Battell Fountain Is (Nearly) Back — Bring on the Band

Months-long restoration nearing completion

by Andra Moss

Since 1889, the Joseph Battell Memorial Fountain has greeted travelers as they approached the Norfolk village green from the south on Litchfield Road. The fountain’s unveiling on Sept. 27 of that year was heralded by the horns of a 24-piece military band (twice, in fact, once at 3 p.m. and again at 7 p.m.) and concluded with a sky full of fireworks—and rightly so. The Hartford Courant reported that week that the fountain, “was commissioned by Miss Mary Eldridge…designed by Mr. Stanford White, architect, of New York, and is an artistic gem in its way.”  

The Norfolk Community Association agrees wholeheartedly and has commissioned Francis Miller of Conserve ART LLC to return the piece to its full glory—a four-month project that is very near completion. A tractor-trailer mishap some 12 years ago damaged the fountain and, while it was stabilized at the time, a full restoration was badly needed. “We knew that it was a priority,” says Doreen Kelly, co-president, with Barry Webber, of the Community Association. “It’s been three years since we started planning and raising the funds to restore it.” 

Miller is a professional conservator and has brought a thoughtful and thorough approach to the project, from the initial site visit to in-depth historic research and meticulous selection and testing of materials. 

“It’s an elegant monument, understated and simple,” says Miller. Stanford White, of Gilded Age trio McKim, Mead & White fame, designed the multiple components of the fountain. The horse trough, column, pedestrian drinking fountain, dog basins, bench and stepped plaza behind it are all made of white granite from Milford, Mass., adorned with the naturalistic bronze ornamentation created by White’s good friend and frequent collaborator, sculptor Augustus Saint-Gaudens. Miller points to the globe atop of column. “Saint-Gauden’s fish are just beautifully designed; a combination of both being cloaked and in the water, seeming to reflect mourning and life,” perhaps referencing the memorial aspect of the commission. 

As impressive as it is, nearly every piece of the monument needed repair, and this work started in earnest in June, when Miller took down the bronze fish globes, two lantern arms and lantern posts. The bronze had been reassembled in some intervening period with iron hardware, which had caused staining and cracking. Miller is replacing the old hardware with copper alloy brass that will not rust or expand. He has thoroughly cleaned the original bronze material (“some critter had quite a nest underneath the dome of one of the lights”) and applied a protective wax coating to halt corrosion. 
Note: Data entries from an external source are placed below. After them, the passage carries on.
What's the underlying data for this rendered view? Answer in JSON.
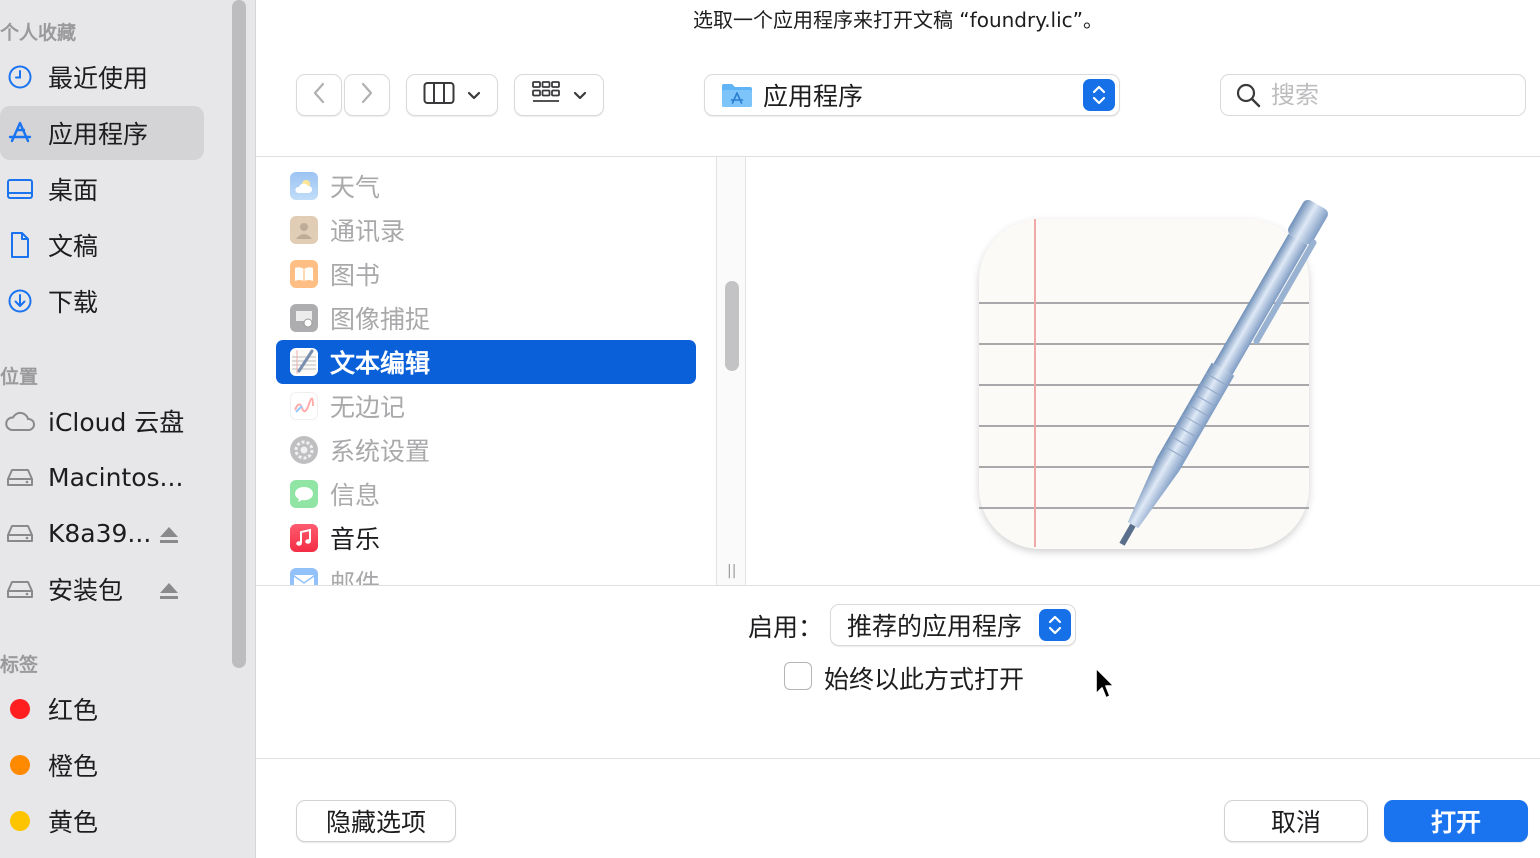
{
  "dialog": {
    "title": "选取一个应用程序来打开文稿 “foundry.lic”。"
  },
  "sidebar": {
    "favorites_header": "个人收藏",
    "favorites": [
      {
        "label": "最近使用",
        "icon": "clock-icon"
      },
      {
        "label": "应用程序",
        "icon": "apps-icon",
        "active": true
      },
      {
        "label": "桌面",
        "icon": "desktop-icon"
      },
      {
        "label": "文稿",
        "icon": "document-icon"
      },
      {
        "label": "下载",
        "icon": "download-icon"
      }
    ],
    "locations_header": "位置",
    "locations": [
      {
        "label": "iCloud 云盘",
        "icon": "cloud-icon"
      },
      {
        "label": "Macintos...",
        "icon": "disk-icon"
      },
      {
        "label": "K8a39...",
        "icon": "disk-icon",
        "eject": true
      },
      {
        "label": "安装包",
        "icon": "disk-icon",
        "eject": true
      }
    ],
    "tags_header": "标签",
    "tags": [
      {
        "label": "红色",
        "color": "#ff1f1f"
      },
      {
        "label": "橙色",
        "color": "#ff8a00"
      },
      {
        "label": "黄色",
        "color": "#ffc400"
      }
    ]
  },
  "toolbar": {
    "location": "应用程序",
    "search_placeholder": "搜索"
  },
  "app_list": [
    {
      "label": "天气",
      "icon": "weather-icon",
      "enabled": false
    },
    {
      "label": "通讯录",
      "icon": "contacts-icon",
      "enabled": false
    },
    {
      "label": "图书",
      "icon": "books-icon",
      "enabled": false
    },
    {
      "label": "图像捕捉",
      "icon": "image-capture-icon",
      "enabled": false
    },
    {
      "label": "文本编辑",
      "icon": "textedit-icon",
      "enabled": true,
      "selected": true
    },
    {
      "label": "无边记",
      "icon": "freeform-icon",
      "enabled": false
    },
    {
      "label": "系统设置",
      "icon": "settings-icon",
      "enabled": false
    },
    {
      "label": "信息",
      "icon": "messages-icon",
      "enabled": false
    },
    {
      "label": "音乐",
      "icon": "music-icon",
      "enabled": true
    },
    {
      "label": "邮件",
      "icon": "mail-icon",
      "enabled": false
    }
  ],
  "options": {
    "enable_label": "启用：",
    "enable_value": "推荐的应用程序",
    "always_open_label": "始终以此方式打开",
    "always_open_checked": false
  },
  "buttons": {
    "hide_options": "隐藏选项",
    "cancel": "取消",
    "open": "打开"
  },
  "colors": {
    "accent": "#1a74f0",
    "selection": "#0a60d9"
  }
}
By July, Miller was ready to move on to the stone. But, as he noted in no small understatement, “Fountains are complicated.” Well over 100 years of staining and rust were addressed with a buffered acidic solution to remove atmospheric and metallic staining, especially in the horse trough, which had an iron drain, now replaced with brass. He also had to reset the horse trough, as it had come out of alignment, and repoint the bench and large granite steps. Next, he flushed the drains and improved the plumbing underneath.  

Historic photos revealed that the pebbled landing behind the column once surrounded the entire monument. Miller is washing those pebbles that can be salvaged and will find new matching stones to replace those that cannot.  He will then reset the full walkway behind the column. The sundial and its polished marble stand, a later addition to the composition, are now fully incorporated into the site. 

The replacement carving of the lion’s jaw, which had gone missing some years back, is now in the able hands of master stone carver Christoph Henning. Historic photos provided by Webber from the Norfolk Historical Society clearly show the full lion’s head midway along the column. “It’s quite a lovely, whimsical carving with the tongue sticking out,” says Miller. Henning brought sample chips to the site to match the color of the Milford granite as closely as possible. Incidentally, it is impossible not to share that the German-born Henning now lives in Berlin, Conn., where he heads Schall and Staub 

(‘Noise and Dust’) Enterprises. 

The restoration has unfolded in stages. Leaks were discovered and patched, and cracks repaired. Historic materials were sourced for the entire project. When cutting out the mortar joints behind the monument, Miller uncovered a woman’s diamond ring. There was momentary hope that the entire project (still short of its budgetary goal) could be funded from this glittering historic find, until closer examination revealed the phrase “Made in China” on the band. 

Soon, though, the project will be complete. Once again, as the Hartford Courant reported in 1889, will “Two bronze lanterns, studied from the famous lantern on the angle of the Strozzi palace in Florence, hang from brackets projecting from the pillar just below the capital. These have a beautiful effect at night lighting up the white granite of the fountain and reflecting in the basin and on the numerous jets of water pouring into it.” 

Miller is moved by the responses he has been receiving about the restoration. “This may be the most loved monument by a community,” that he’s ever worked on, he says. “So many people have come up to me, thanked me, for this work. It is touching for me, having that kind of kind of recognition and support.” 

“The people here know this work. They use it—one man told me he has drunk from it for 30 years—and it has a place in everyone’s hearts.”